Dutton argued the government could create further laws to return the 84 so far released back into detention.
“If I was writing the government’s policy, these people would be back in detention because we’re talking about some pretty serious criminals, and the first and foremost thought here is for the victims,” he said on Nine’s Today program.
“On Monday and Tuesday, they [the government] were saying there’s no legislation that can fix it, there’s nothing that we can do … in the end it turns out that there was legislation they could pass.”
Eight Labor MPs from the ministry and the backbench criticised the fact that draft legislation had not been readied ahead of the High Court’s ruling, and for the fact the government caved in to Dutton’s demands to get the issue off the political agenda.

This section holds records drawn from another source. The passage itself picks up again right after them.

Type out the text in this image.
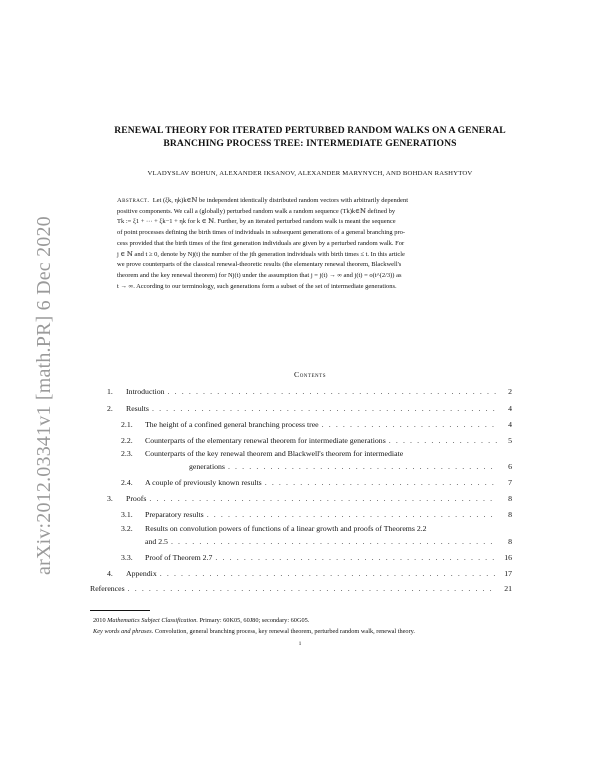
arXiv:2012.03341v1 [math.PR] 6 Dec 2020
RENEWAL THEORY FOR ITERATED PERTURBED RANDOM WALKS ON A GENERAL
BRANCHING PROCESS TREE: INTERMEDIATE GENERATIONS
VLADYSLAV BOHUN, ALEXANDER IKSANOV, ALEXANDER MARYNYCH, AND BOHDAN RASHYTOV
Abstract. Let (ξk, ηk)k∈ℕ be independent identically distributed random vectors with arbitrarily dependent
positive components. We call a (globally) perturbed random walk a random sequence (Tk)k∈ℕ defined by
Tk := ξ1 + ··· + ξk−1 + ηk for k ∈ ℕ. Further, by an iterated perturbed random walk is meant the sequence
of point processes defining the birth times of individuals in subsequent generations of a general branching pro-
cess provided that the birth times of the first generation individuals are given by a perturbed random walk. For
j ∈ ℕ and t ≥ 0, denote by Nj(t) the number of the jth generation individuals with birth times ≤ t. In this article
we prove counterparts of the classical renewal-theoretic results (the elementary renewal theorem, Blackwell's
theorem and the key renewal theorem) for Nj(t) under the assumption that j = j(t) → ∞ and j(t) = o(t^(2/3)) as
t → ∞. According to our terminology, such generations form a subset of the set of intermediate generations.
Contents
1.	Introduction . . .	2
2.	Results . . .	4
2.1.	The height of a confined general branching process tree . . .	4
2.2.	Counterparts of the elementary renewal theorem for intermediate generations . . .	5
2.3. Counterparts of the key renewal theorem and Blackwell's theorem for intermediate
generations . . .	6
2.4.	A couple of previously known results . . .	7
3.	Proofs . . .	8
3.1.	Preparatory results . . .	8
3.2. Results on convolution powers of functions of a linear growth and proofs of Theorems 2.2
and 2.5 . . .	8
3.3.	Proof of Theorem 2.7 . . .	16
4.	Appendix . . .	17
References . . .	21
2010 Mathematics Subject Classification. Primary: 60K05, 60J80; secondary: 60G05.
Key words and phrases. Convolution, general branching process, key renewal theorem, perturbed random walk, renewal theory.
1
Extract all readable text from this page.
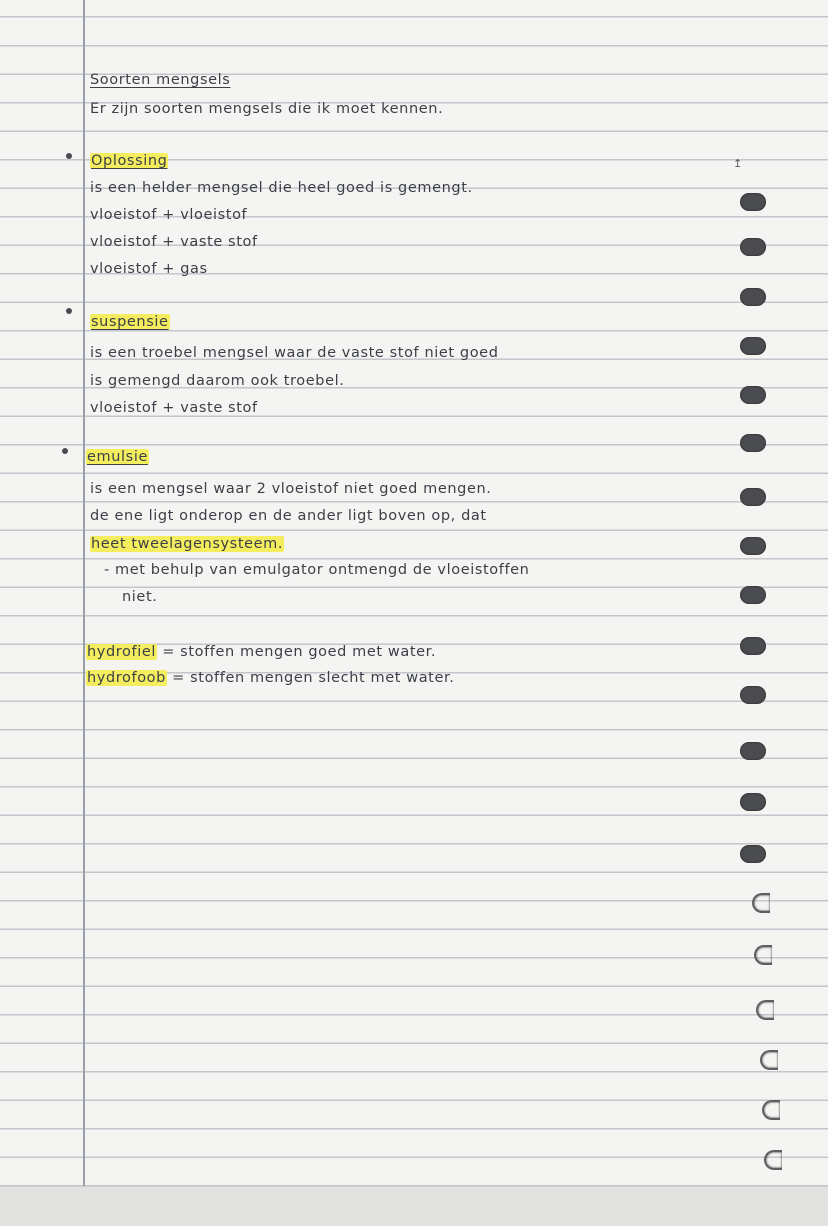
Soorten mengsels
Er zijn soorten mengsels die ik moet kennen.
Oplossing
is een helder mengsel die heel goed is gemengt.
vloeistof + vloeistof
vloeistof + vaste stof
vloeistof + gas
suspensie
is een troebel mengsel waar de vaste stof niet goed
is gemengd daarom ook troebel.
vloeistof + vaste stof
emulsie
is een mengsel waar 2 vloeistof niet goed mengen.
de ene ligt onderop en de ander ligt boven op, dat
heet tweelagensysteem.
- met behulp van emulgator ontmengd de vloeistoffen
niet.
hydrofiel = stoffen mengen goed met water.
hydrofoob = stoffen mengen slecht met water.
↥
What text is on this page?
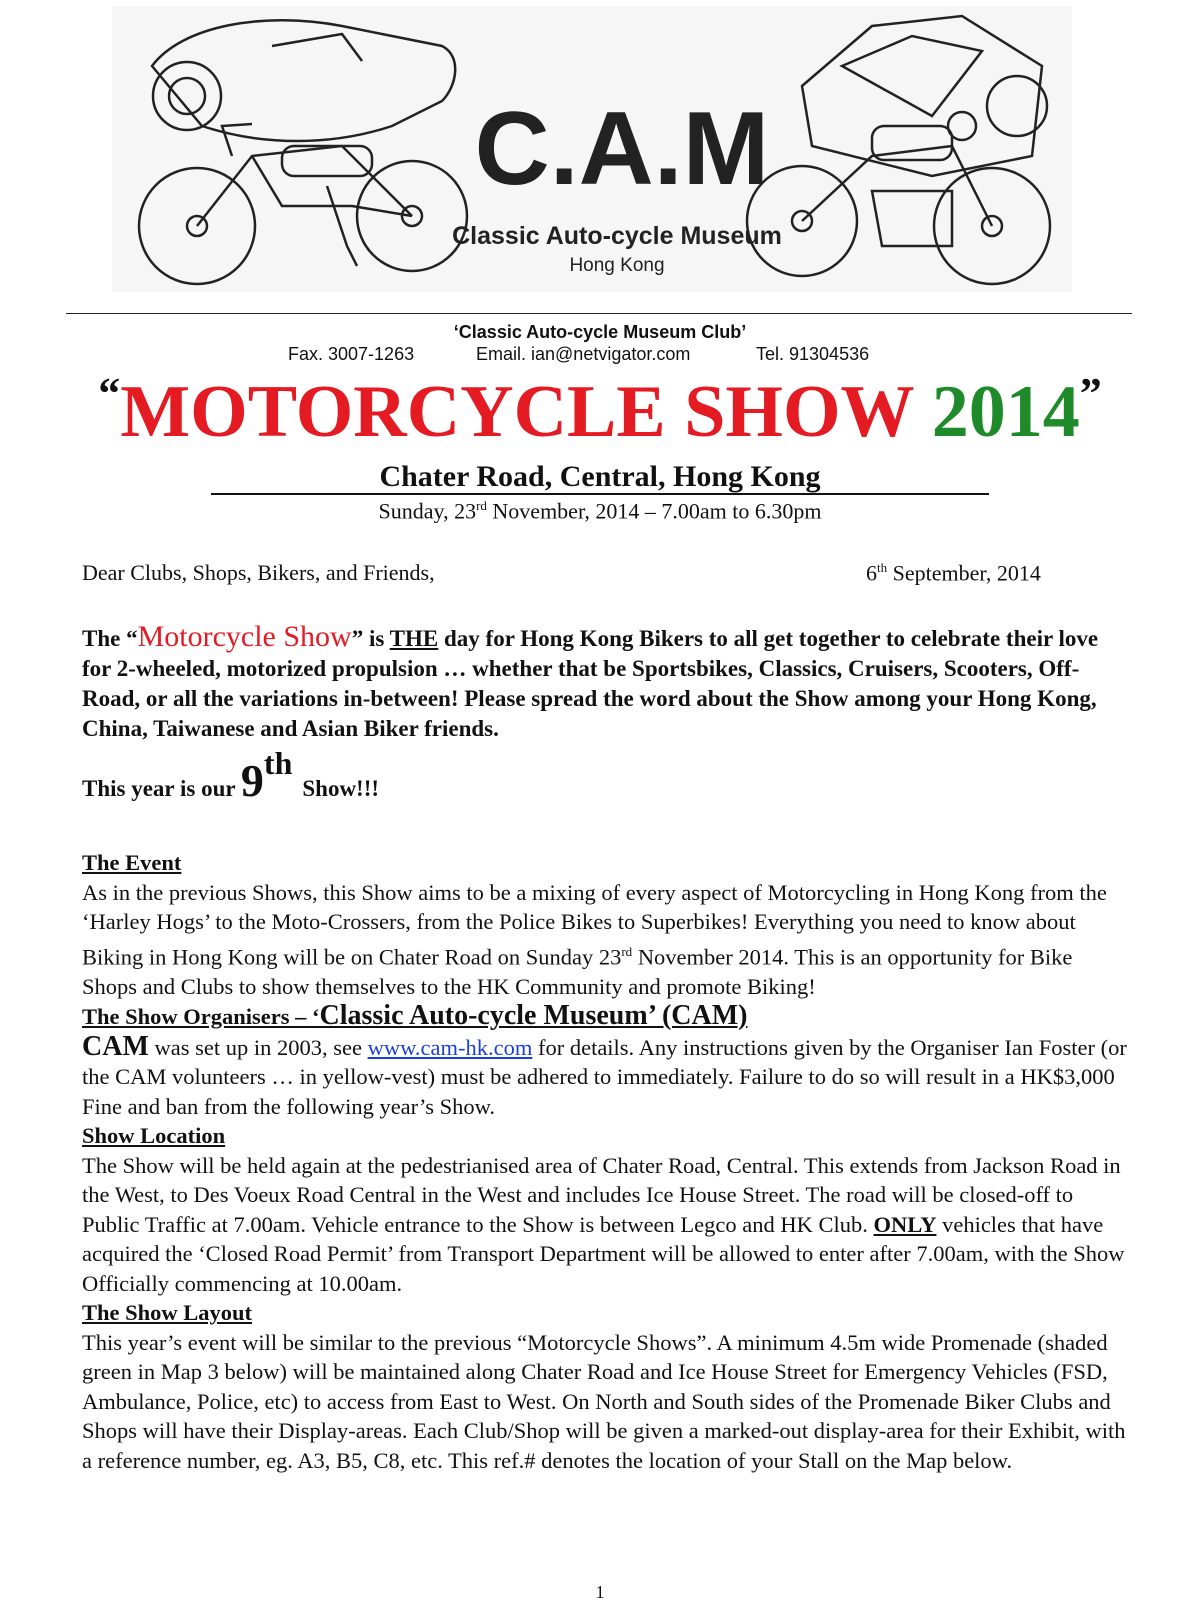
C.A.M
Classic Auto-cycle Museum
Hong Kong
‘Classic Auto-cycle Museum Club’
Fax. 3007-1263	Email. ian@netvigator.com	Tel. 91304536
“MOTORCYCLE SHOW 2014”
Chater Road, Central, Hong Kong
Sunday, 23rd November, 2014 – 7.00am to 6.30pm
Dear Clubs, Shops, Bikers, and Friends,	6th September, 2014
The “Motorcycle Show” is THE day for Hong Kong Bikers to all get together to celebrate their love for 2-wheeled, motorized propulsion … whether that be Sportsbikes, Classics, Cruisers, Scooters, Off-Road, or all the variations in-between! Please spread the word about the Show among your Hong Kong, China, Taiwanese and Asian Biker friends.
This year is our 9thShow!!!

The Event

As in the previous Shows, this Show aims to be a mixing of every aspect of Motorcycling in Hong Kong from the ‘Harley Hogs’ to the Moto-Crossers, from the Police Bikes to Superbikes! Everything you need to know about Biking in Hong Kong will be on Chater Road on Sunday 23rd November 2014. This is an opportunity for Bike Shops and Clubs to show themselves to the HK Community and promote Biking!

The Show Organisers – ‘Classic Auto-cycle Museum’ (CAM)

CAM was set up in 2003, see www.cam-hk.com for details. Any instructions given by the Organiser Ian Foster (or the CAM volunteers … in yellow-vest) must be adhered to immediately. Failure to do so will result in a HK$3,000 Fine and ban from the following year’s Show.

Show Location

The Show will be held again at the pedestrianised area of Chater Road, Central. This extends from Jackson Road in the West, to Des Voeux Road Central in the West and includes Ice House Street. The road will be closed-off to Public Traffic at 7.00am. Vehicle entrance to the Show is between Legco and HK Club. ONLY vehicles that have acquired the ‘Closed Road Permit’ from Transport Department will be allowed to enter after 7.00am, with the Show Officially commencing at 10.00am.

The Show Layout

This year’s event will be similar to the previous “Motorcycle Shows”. A minimum 4.5m wide Promenade (shaded green in Map 3 below) will be maintained along Chater Road and Ice House Street for Emergency Vehicles (FSD, Ambulance, Police, etc) to access from East to West. On North and South sides of the Promenade Biker Clubs and Shops will have their Display-areas. Each Club/Shop will be given a marked-out display-area for their Exhibit, with a reference number, eg. A3, B5, C8, etc. This ref.# denotes the location of your Stall on the Map below.

1
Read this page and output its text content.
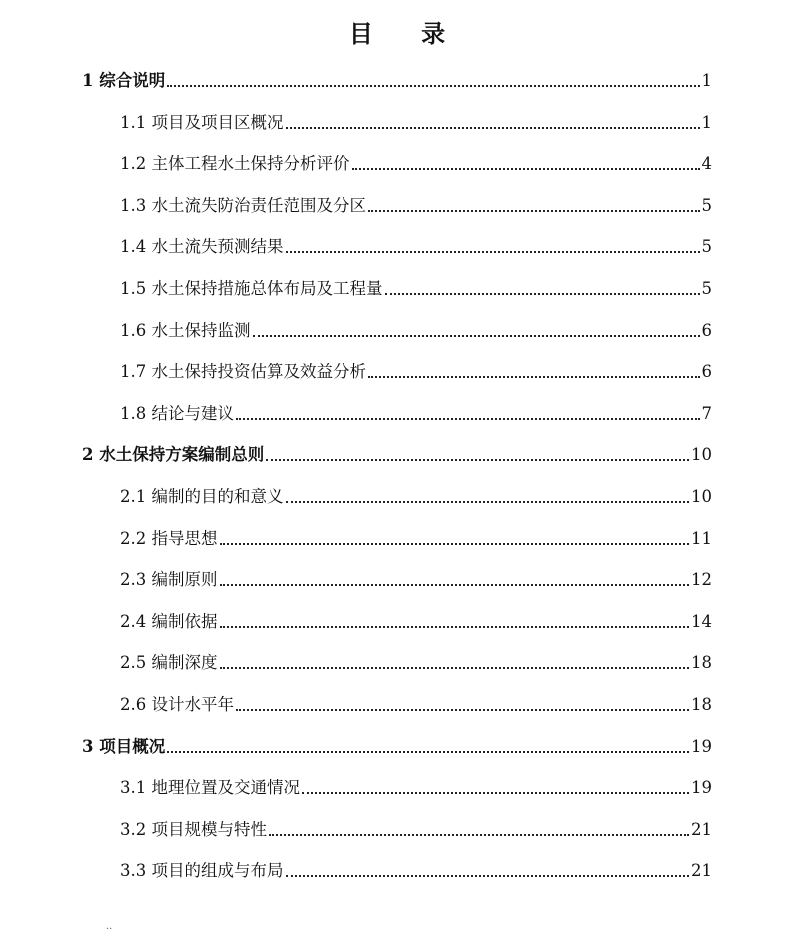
目 录
1 综合说明	1
1.1 项目及项目区概况	1
1.2 主体工程水土保持分析评价	4
1.3 水土流失防治责任范围及分区	5
1.4 水土流失预测结果	5
1.5 水土保持措施总体布局及工程量	5
1.6 水土保持监测	6
1.7 水土保持投资估算及效益分析	6
1.8 结论与建议	7
2 水土保持方案编制总则	10
2.1 编制的目的和意义	10
2.2 指导思想	11
2.3 编制原则	12
2.4 编制依据	14
2.5 编制深度	18
2.6 设计水平年	18
3 项目概况	19
3.1 地理位置及交通情况	19
3.2 项目规模与特性	21
3.3 项目的组成与布局	21
··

All refused to speak on the record, and spoke on background to detail their thinking.
Home Affairs Minister Clare O’Neil oversaw the drafting of the amendment of the Migration Act.Credit: Alex Ellinghausen
One MP said that Labor had taken two terms in opposition to neutralise immigration and asylum seeker policy as difficult political issues, including by supporting boat turn backs, but “now I’m worried the genie is out of the bottle”.
“This is a months-long failure to prepare, not just one week,” he said. “But it’s not just [Giles], he’s the junior minister. It’s Clare O’Neil too.”
Another MP said the government had effectively vacated the field to the opposition.
“We have ended up with bad legislation that has gone against party policy on things like mandatory minimums [for people who are released who re-offend].”
In Labor’s caucus meeting on Tuesday, no mention was made of any legislation that would be introduced this week. By Thursday morning, Labor’s full caucus was briefed on the new laws.
When Labor ministers briefed Dutton on the bill on Thursday, the opposition leader asked repeated questions of bureaucrats about when they began drafting the laws.
O’Neil suggested Dutton should not be asking political questions of bureaucrats, according to those in the room.
Giles and O’Neil were contacted for comment.